Everyone Is So Confused After Realizing What This Emotional Commercial Is Selling

It seems as though commercials stray further and further from their main goal — to sell a specific product — every day. Sometimes that takes the form of something along the lines of launching a wild campaign to mourn the death and rebirth of a peanut, but more often, it comes in the form of commercialized sentimentality that could drive even the softest of hearts to cynicism.

And when something falls into the latter category, a fun game that viewers at home have often taken to playing is trying to guess what on earth the tearjerker/inspirational/gut-punching commercial in question is attempting to sell before that one final screen that actually has something to do with the product.

One video that recently went viral may have taken the full-on WTFery of these types of commercials to a whole new level.

If you haven’t seen it yet, I highly suggest watching it first and doing your best to guess what product it’s promoting.
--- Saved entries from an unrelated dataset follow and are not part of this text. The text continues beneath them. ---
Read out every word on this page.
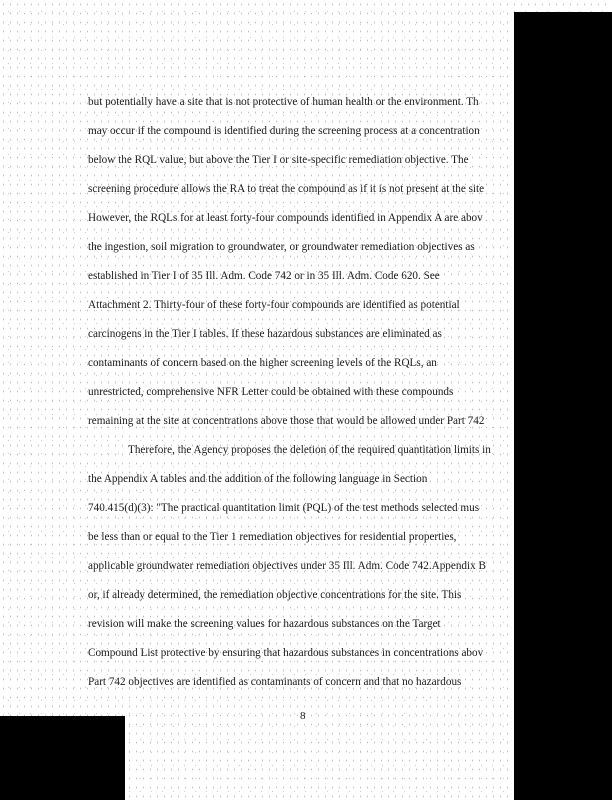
but potentially have a site that is not protective of human health or the environment. Th
may occur if the compound is identified during the screening process at a concentration
below the RQL value, but above the Tier I or site-specific remediation objective. The
screening procedure allows the RA to treat the compound as if it is not present at the site
However, the RQLs for at least forty-four compounds identified in Appendix A are abov
the ingestion, soil migration to groundwater, or groundwater remediation objectives as
established in Tier I of 35 Ill. Adm. Code 742 or in 35 Ill. Adm. Code 620. See
Attachment 2. Thirty-four of these forty-four compounds are identified as potential
carcinogens in the Tier I tables. If these hazardous substances are eliminated as
contaminants of concern based on the higher screening levels of the RQLs, an
unrestricted, comprehensive NFR Letter could be obtained with these compounds
remaining at the site at concentrations above those that would be allowed under Part 742
Therefore, the Agency proposes the deletion of the required quantitation limits in
the Appendix A tables and the addition of the following language in Section
740.415(d)(3): "The practical quantitation limit (PQL) of the test methods selected mus
be less than or equal to the Tier 1 remediation objectives for residential properties,
applicable groundwater remediation objectives under 35 Ill. Adm. Code 742.Appendix B
or, if already determined, the remediation objective concentrations for the site. This
revision will make the screening values for hazardous substances on the Target
Compound List protective by ensuring that hazardous substances in concentrations abov
Part 742 objectives are identified as contaminants of concern and that no hazardous
8
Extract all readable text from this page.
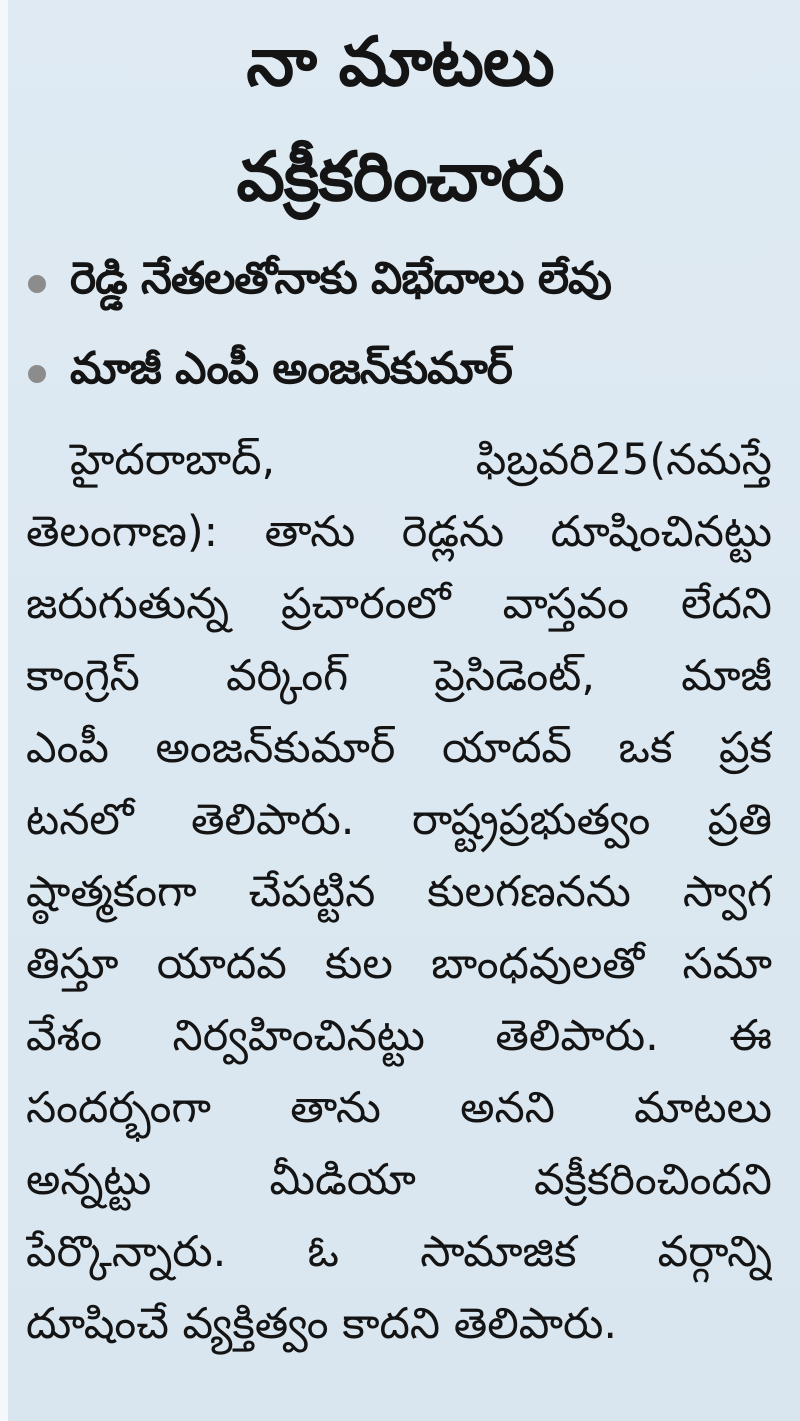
నా మాటలు
వక్రీకరించారు
రెడ్డి నేతలతోనాకు విభేదాలు లేవు
మాజీ ఎంపీ అంజన్‌కుమార్
హైదరాబాద్, ఫిబ్రవరి25(నమస్తే
తెలంగాణ): తాను రెడ్లను దూషించినట్టు
జరుగుతున్న ప్రచారంలో వాస్తవం లేదని
కాంగ్రెస్ వర్కింగ్ ప్రెసిడెంట్, మాజీ
ఎంపీ అంజన్‌కుమార్ యాదవ్ ఒక ప్రక
టనలో తెలిపారు. రాష్ట్రప్రభుత్వం ప్రతి
ష్ఠాత్మకంగా చేపట్టిన కులగణనను స్వాగ
తిస్తూ యాదవ కుల బాంధవులతో సమా
వేశం నిర్వహించినట్టు తెలిపారు. ఈ
సందర్భంగా తాను అనని మాటలు
అన్నట్టు మీడియా వక్రీకరించిందని
పేర్కొన్నారు. ఓ సామాజిక వర్గాన్ని
దూషించే వ్యక్తిత్వం కాదని తెలిపారు.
I’ll wait.

The odds seem pretty high that you were unable to see that reveal coming, mostly because literally nothing in the entire commercial sets it up to connect, in any way, to Hasbro’s trying to convince young girls they can finally play a version of Monopoly just for them.

Seriously, no one saw this coming.

And we are all worse off for having seen it.

Plus, the idea of what is billed as “feminist” Monopoly severely falls flat.

Ms. Monopoly was first introduced in 2019, and featured the ability to invest in inventions by women rather than in property. It also includes caveats for female players to get more money for certain events than men, as a confusing nod to the gender pay gap.

But it’s an attempt at commercializing feminism that falls dramatically flat for adults and makes things unnecessarily complicated for children.

Gendered razors and vitamins are already insane enough, but now we’re trying to say boys and girls need separate classic board games? As if it wasn’t already impossible enough to find enough players willing to sit through potentially hours of Monopoly without limiting it by gender.